How Responsive Web Design Works
Years ago, when few companies could afford to have responsive designs, the only things that were flexible were the structural elements and the text. Images, back then, could easily break designs. These could add or subtract a few hundred pixels but typically could not be adjusted from, for example, a large desktop computer screen to a small laptop computer.
Today, this has evolved a lot. Images can be adjusted automatically, and we have workarounds to keep them from breaking. Responsive Design consists of a series of style sheets in CSS3, which, using the “mediaquery” attribute, convert an ordinary website into a multiplatform website capable of adapting to all existing sizes, offering a much more enjoyable user experience and covering the needs of our public. Gone are the websites that, when viewed on a Smartphone, had to be enlarged to be able to read something.

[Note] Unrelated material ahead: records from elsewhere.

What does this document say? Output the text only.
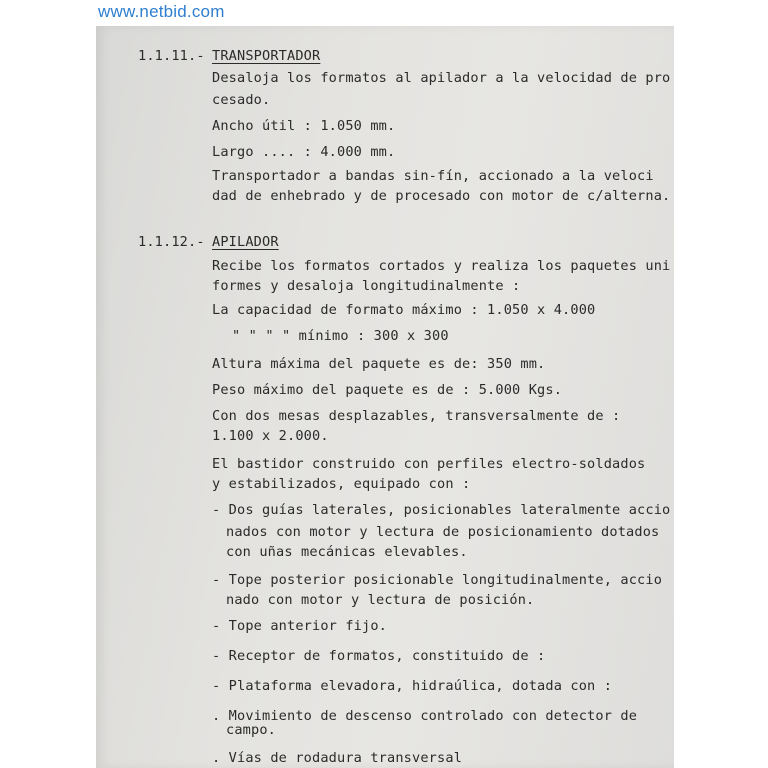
www.netbid.com
1.1.11.- TRANSPORTADOR
Desaloja los formatos al apilador a la velocidad de pro
cesado.
Ancho útil : 1.050 mm.
Largo .... : 4.000 mm.
Transportador a bandas sin-fín, accionado a la veloci
dad de enhebrado y de procesado con motor de c/alterna.
1.1.12.- APILADOR
Recibe los formatos cortados y realiza los paquetes uni
formes y desaloja longitudinalmente :
La capacidad de formato máximo : 1.050 x 4.000
" " " " mínimo : 300 x 300
Altura máxima del paquete es de: 350 mm.
Peso máximo del paquete es de : 5.000 Kgs.
Con dos mesas desplazables, transversalmente de :
1.100 x 2.000.
El bastidor construido con perfiles electro-soldados
y estabilizados, equipado con :
- Dos guías laterales, posicionables lateralmente accio
nados con motor y lectura de posicionamiento dotados
con uñas mecánicas elevables.
- Tope posterior posicionable longitudinalmente, accio
nado con motor y lectura de posición.
- Tope anterior fijo.
- Receptor de formatos, constituido de :
- Plataforma elevadora, hidraúlica, dotada con :
. Movimiento de descenso controlado con detector de
campo.
. Vías de rodadura transversal
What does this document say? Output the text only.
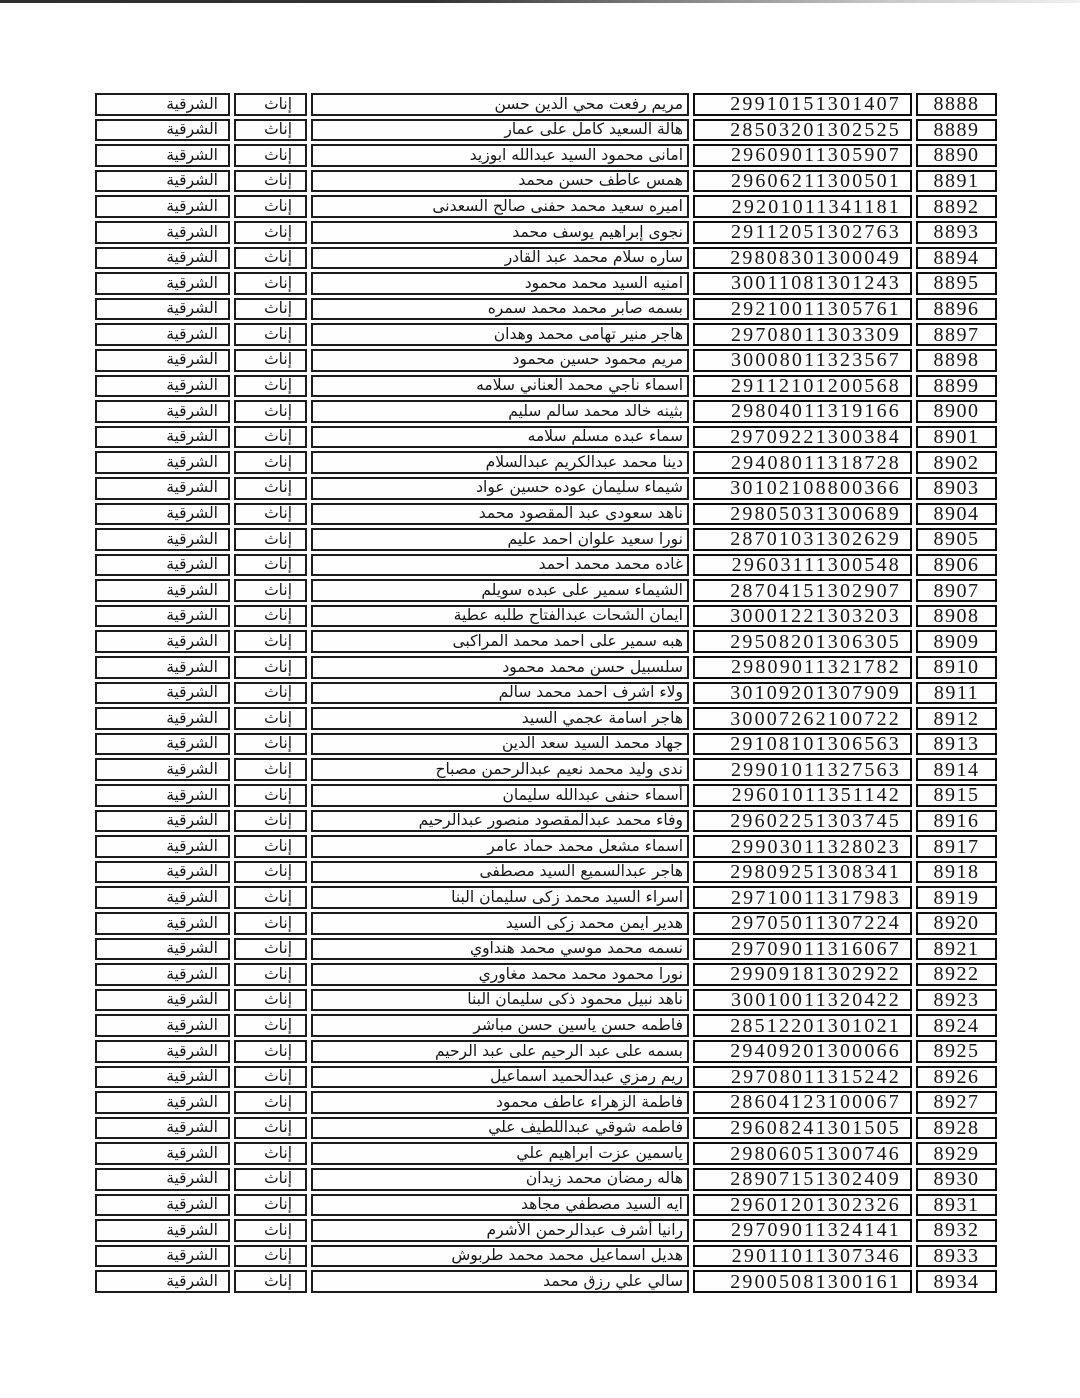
8888
29910151301407
مريم رفعت محي الدين حسن
إناث
الشرقية
8889
28503201302525
هالة السعيد كامل على عمار
إناث
الشرقية
8890
29609011305907
امانى محمود السيد عبدالله ابوزيد
إناث
الشرقية
8891
29606211300501
همس عاطف حسن محمد
إناث
الشرقية
8892
29201011341181
اميره سعيد محمد حفنى صالح السعدنى
إناث
الشرقية
8893
29112051302763
نجوى إبراهيم يوسف محمد
إناث
الشرقية
8894
29808301300049
ساره سلام محمد عبد القادر
إناث
الشرقية
8895
30011081301243
امنيه السيد محمد محمود
إناث
الشرقية
8896
29210011305761
بسمه صابر محمد محمد سمره
إناث
الشرقية
8897
29708011303309
هاجر منير تهامى محمد وهدان
إناث
الشرقية
8898
30008011323567
مريم محمود حسين محمود
إناث
الشرقية
8899
29112101200568
اسماء ناجي محمد العناني سلامه
إناث
الشرقية
8900
29804011319166
بثينه خالد محمد سالم سليم
إناث
الشرقية
8901
29709221300384
سماء عبده مسلم سلامه
إناث
الشرقية
8902
29408011318728
دينا محمد عبدالكريم عبدالسلام
إناث
الشرقية
8903
30102108800366
شيماء سليمان عوده حسين عواد
إناث
الشرقية
8904
29805031300689
ناهد سعودى عبد المقصود محمد
إناث
الشرقية
8905
28701031302629
نورا سعيد علوان احمد عليم
إناث
الشرقية
8906
29603111300548
غاده محمد محمد احمد
إناث
الشرقية
8907
28704151302907
الشيماء سمير على عبده سويلم
إناث
الشرقية
8908
30001221303203
ايمان الشحات عبدالفتاح طلبه عطية
إناث
الشرقية
8909
29508201306305
هبه سمير على احمد محمد المراكبى
إناث
الشرقية
8910
29809011321782
سلسبيل حسن محمد محمود
إناث
الشرقية
8911
30109201307909
ولاء اشرف احمد محمد سالم
إناث
الشرقية
8912
30007262100722
هاجر اسامة عجمي السيد
إناث
الشرقية
8913
29108101306563
جهاد محمد السيد سعد الدين
إناث
الشرقية
8914
29901011327563
ندى وليد محمد نعيم عبدالرحمن مصباح
إناث
الشرقية
8915
29601011351142
أسماء حنفى عبدالله سليمان
إناث
الشرقية
8916
29602251303745
وفاء محمد عبدالمقصود منصور عبدالرحيم
إناث
الشرقية
8917
29903011328023
اسماء مشعل محمد حماد عامر
إناث
الشرقية
8918
29809251308341
هاجر عبدالسميع السيد مصطفى
إناث
الشرقية
8919
29710011317983
اسراء السيد محمد زكى سليمان البنا
إناث
الشرقية
8920
29705011307224
هدير ايمن محمد زكى السيد
إناث
الشرقية
8921
29709011316067
نسمه محمد موسي محمد هنداوي
إناث
الشرقية
8922
29909181302922
نورا محمود محمد محمد مغاوري
إناث
الشرقية
8923
30010011320422
ناهد نبيل محمود ذكى سليمان البنا
إناث
الشرقية
8924
28512201301021
فاطمه حسن ياسين حسن مباشر
إناث
الشرقية
8925
29409201300066
بسمه على عبد الرحيم على عبد الرحيم
إناث
الشرقية
8926
29708011315242
ريم رمزي عبدالحميد اسماعيل
إناث
الشرقية
8927
28604123100067
فاطمة الزهراء عاطف محمود
إناث
الشرقية
8928
29608241301505
فاطمه شوقي عبداللطيف علي
إناث
الشرقية
8929
29806051300746
ياسمين عزت ابراهيم علي
إناث
الشرقية
8930
28907151302409
هاله رمضان محمد زيدان
إناث
الشرقية
8931
29601201302326
ايه السيد مصطفي مجاهد
إناث
الشرقية
8932
29709011324141
رانيا أشرف عبدالرحمن الأشرم
إناث
الشرقية
8933
29011011307346
هديل اسماعيل محمد محمد طربوش
إناث
الشرقية
8934
29005081300161
سالي علي رزق محمد
إناث
الشرقية
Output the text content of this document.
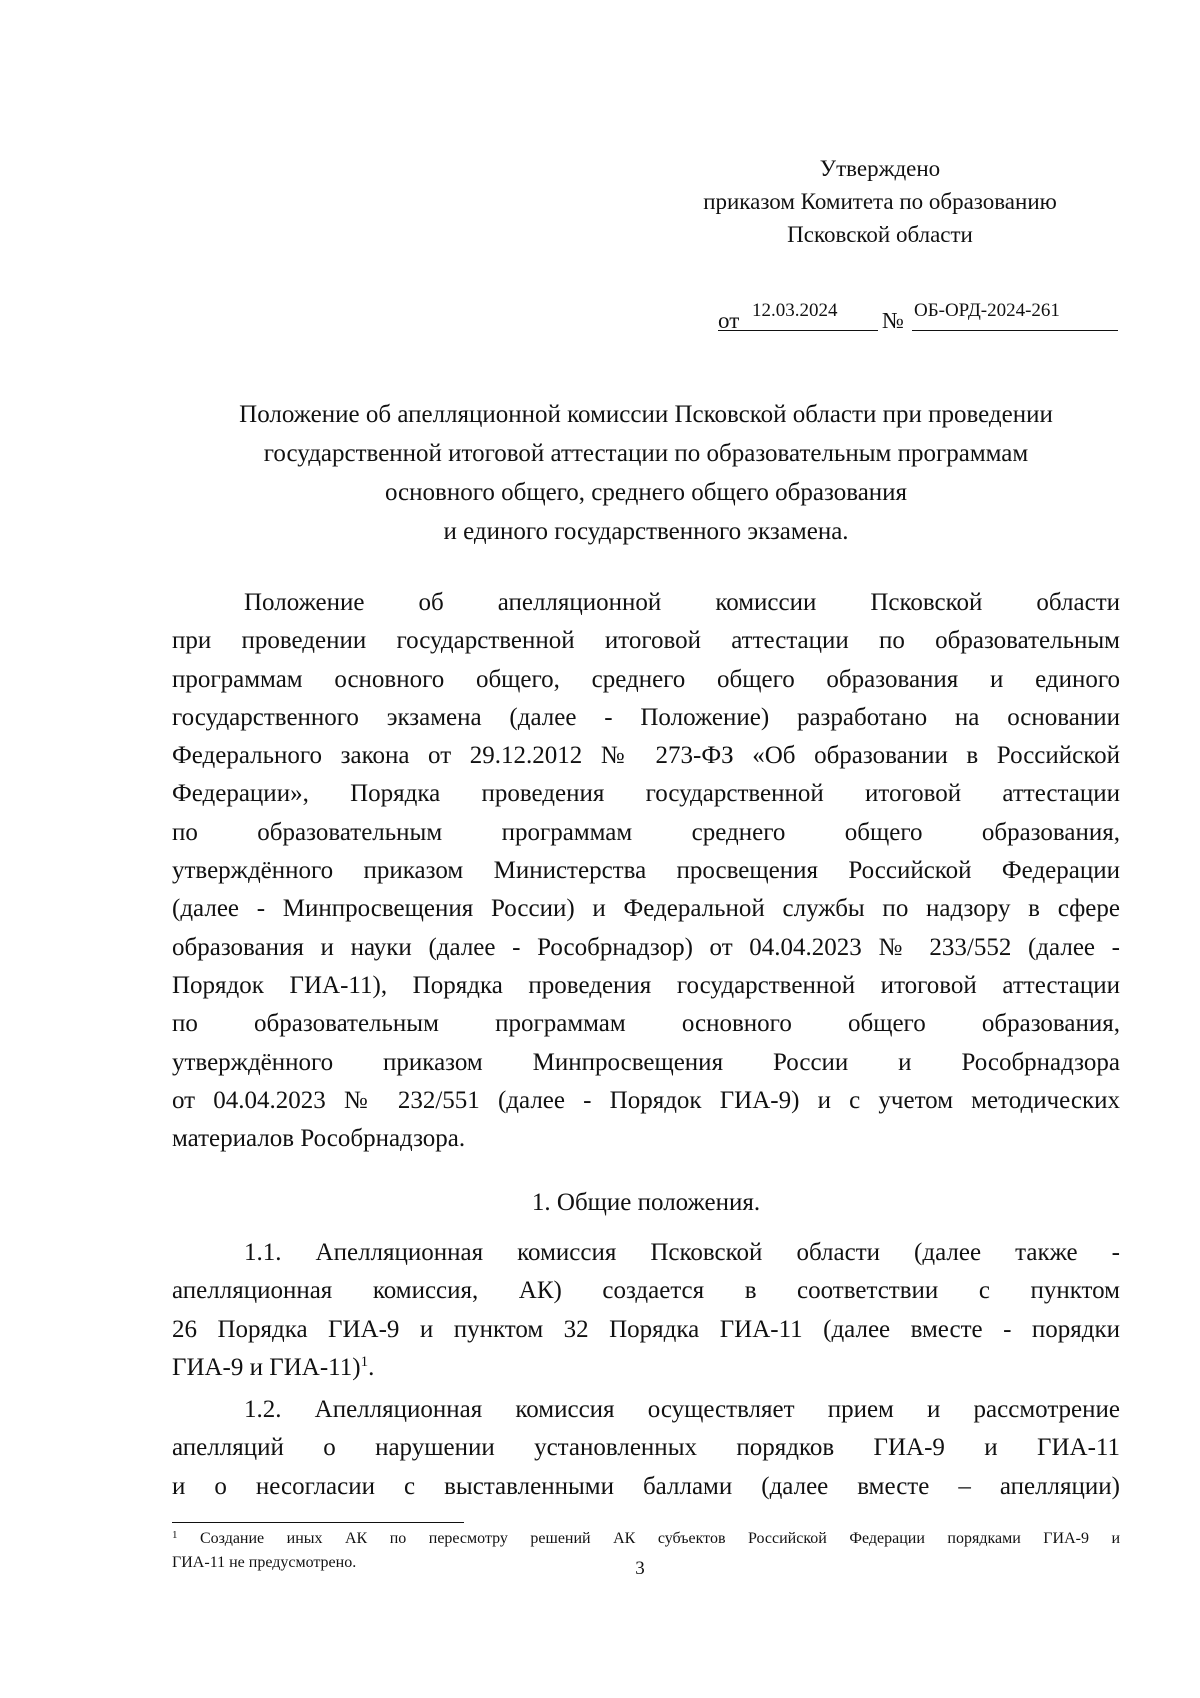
Утверждено
приказом Комитета по образованию
Псковской области
от 12.03.2024 № ОБ-ОРД-2024-261
Положение об апелляционной комиссии Псковской области при проведении
государственной итоговой аттестации по образовательным программам
основного общего, среднего общего образования
и единого государственного экзамена.
Положение об апелляционной комиссии Псковской области
при проведении государственной итоговой аттестации по образовательным
программам основного общего, среднего общего образования и единого
государственного экзамена (далее - Положение) разработано на основании
Федерального закона от 29.12.2012 № 273-ФЗ «Об образовании в Российской
Федерации», Порядка проведения государственной итоговой аттестации
по образовательным программам среднего общего образования,
утверждённого приказом Министерства просвещения Российской Федерации
(далее - Минпросвещения России) и Федеральной службы по надзору в сфере
образования и науки (далее - Рособрнадзор) от 04.04.2023 № 233/552 (далее -
Порядок ГИА-11), Порядка проведения государственной итоговой аттестации
по образовательным программам основного общего образования,
утверждённого приказом Минпросвещения России и Рособрнадзора
от 04.04.2023 № 232/551 (далее - Порядок ГИА-9) и с учетом методических
материалов Рособрнадзора.
1. Общие положения.
1.1. Апелляционная комиссия Псковской области (далее также -
апелляционная комиссия, АК) создается в соответствии с пунктом
26 Порядка ГИА-9 и пунктом 32 Порядка ГИА-11 (далее вместе - порядки
ГИА-9 и ГИА-11)$^1$.
1.2. Апелляционная комиссия осуществляет прием и рассмотрение
апелляций о нарушении установленных порядков ГИА-9 и ГИА-11
и о несогласии с выставленными баллами (далее вместе – апелляции)
$^1$ Создание иных АК по пересмотру решений АК субъектов Российской Федерации порядками ГИА-9 и
ГИА-11 не предусмотрено.	3
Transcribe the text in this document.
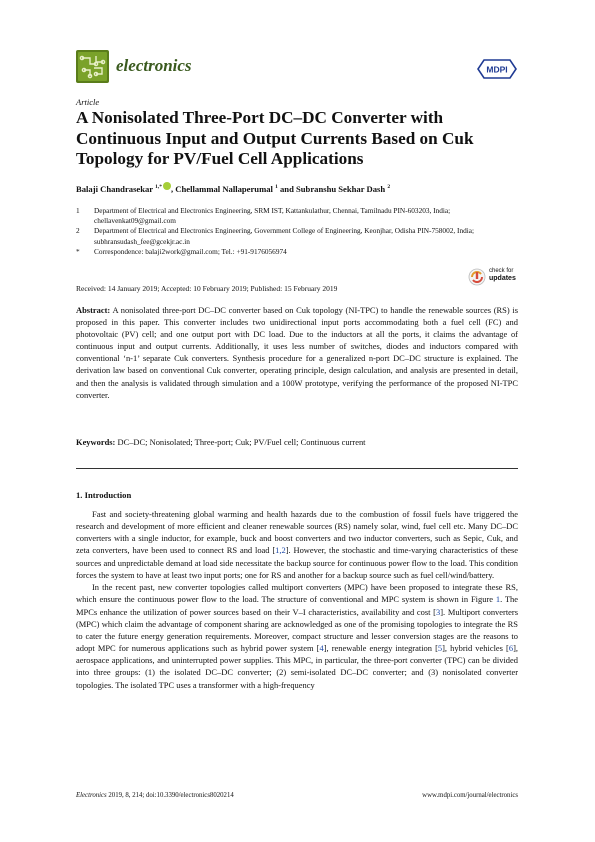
electronics	MDPI
Article
A Nonisolated Three-Port DC–DC Converter with Continuous Input and Output Currents Based on Cuk Topology for PV/Fuel Cell Applications
Balaji Chandrasekar $^{1,*}$ , Chellammal Nallaperumal $^1$ and Subranshu Sekhar Dash $^2$
1	Department of Electrical and Electronics Engineering, SRM IST, Kattankulathur, Chennai, Tamilnadu PIN-603203, India; chellavenkat09@gmail.com
2	Department of Electrical and Electronics Engineering, Government College of Engineering, Keonjhar, Odisha PIN-758002, India; subhransudash_fee@gcekjr.ac.in
*	Correspondence: balaji2work@gmail.com; Tel.: +91-9176056974
check for
updates
Received: 14 January 2019; Accepted: 10 February 2019; Published: 15 February 2019
Abstract: A nonisolated three-port DC–DC converter based on Cuk topology (NI-TPC) to handle the renewable sources (RS) is proposed in this paper. This converter includes two unidirectional input ports accommodating both a fuel cell (FC) and photovoltaic (PV) cell; and one output port with DC load. Due to the inductors at all the ports, it claims the advantage of continuous input and output currents. Additionally, it uses less number of switches, diodes and inductors compared with conventional ‘n-1’ separate Cuk converters. Synthesis procedure for a generalized n-port DC–DC structure is explained. The derivation law based on conventional Cuk converter, operating principle, design calculation, and analysis are presented in detail, and then the analysis is validated through simulation and a 100W prototype, verifying the performance of the proposed NI-TPC converter.
Keywords: DC–DC; Nonisolated; Three-port; Cuk; PV/Fuel cell; Continuous current
1. Introduction

Fast and society-threatening global warming and health hazards due to the combustion of fossil fuels have triggered the research and development of more efficient and cleaner renewable sources (RS) namely solar, wind, fuel cell etc. Many DC–DC converters with a single inductor, for example, buck and boost converters and two inductor converters, such as Sepic, Cuk, and zeta converters, have been used to connect RS and load [1,2]. However, the stochastic and time-varying characteristics of these sources and unpredictable demand at load side necessitate the backup source for continuous power flow to the load. This condition forces the system to have at least two input ports; one for RS and another for a backup source such as fuel cell/wind/battery.

In the recent past, new converter topologies called multiport converters (MPC) have been proposed to integrate these RS, which ensure the continuous power flow to the load. The structure of conventional and MPC system is shown in Figure 1. The MPCs enhance the utilization of power sources based on their V–I characteristics, availability and cost [3]. Multiport converters (MPC) which claim the advantage of component sharing are acknowledged as one of the promising topologies to integrate the RS to cater the future energy generation requirements. Moreover, compact structure and lesser conversion stages are the reasons to adopt MPC for numerous applications such as hybrid power system [4], renewable energy integration [5], hybrid vehicles [6], aerospace applications, and uninterrupted power supplies. This MPC, in particular, the three-port converter (TPC) can be divided into three groups: (1) the isolated DC–DC converter; (2) semi-isolated DC–DC converter; and (3) nonisolated converter topologies. The isolated TPC uses a transformer with a high-frequency

Electronics 2019, 8, 214; doi:10.3390/electronics8020214	www.mdpi.com/journal/electronics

This technique detects the width of the browser screen in question and automatically adapts all its elements, both images, and the different font sizes or the menu itself.
There is a single HTML code that is sent to all devices. This makes it possible to avoid the need to redirect users and thus maintain a single URL. Content and layout are adapted to the device through CSS code, typically with a CSS Grid structure. To do this, it is important to select the size of the elements, taking into account the view size, and use responsive themes.
Why your website should be Responsive
As you can imagine, the advantages of using Responsive Design are many, and by reading what they are, you will surely be convinced to convert your website into a multiplatform site:
1 Better user experience
This affects the opinion that users have of your website and the use they will give it. It will improve both your brand image and the time spent on the website and will increase the bounce rate between pages on your website.
2 No more duplicate content
If you used a mobile version so that users who accessed your website saw content adapted to the device, it was detrimental to your SEO since this created duplicate content and, therefore, Google penalized your website. A Responsive design avoids this problem since it is the same content that is organized differently depending on the device on which it is viewed.
3 Reduction of development costs
Website development and maintenance costs are reduced. By using the same template for all platforms, investment in maintenance and development is reduced since a single change affects all versions.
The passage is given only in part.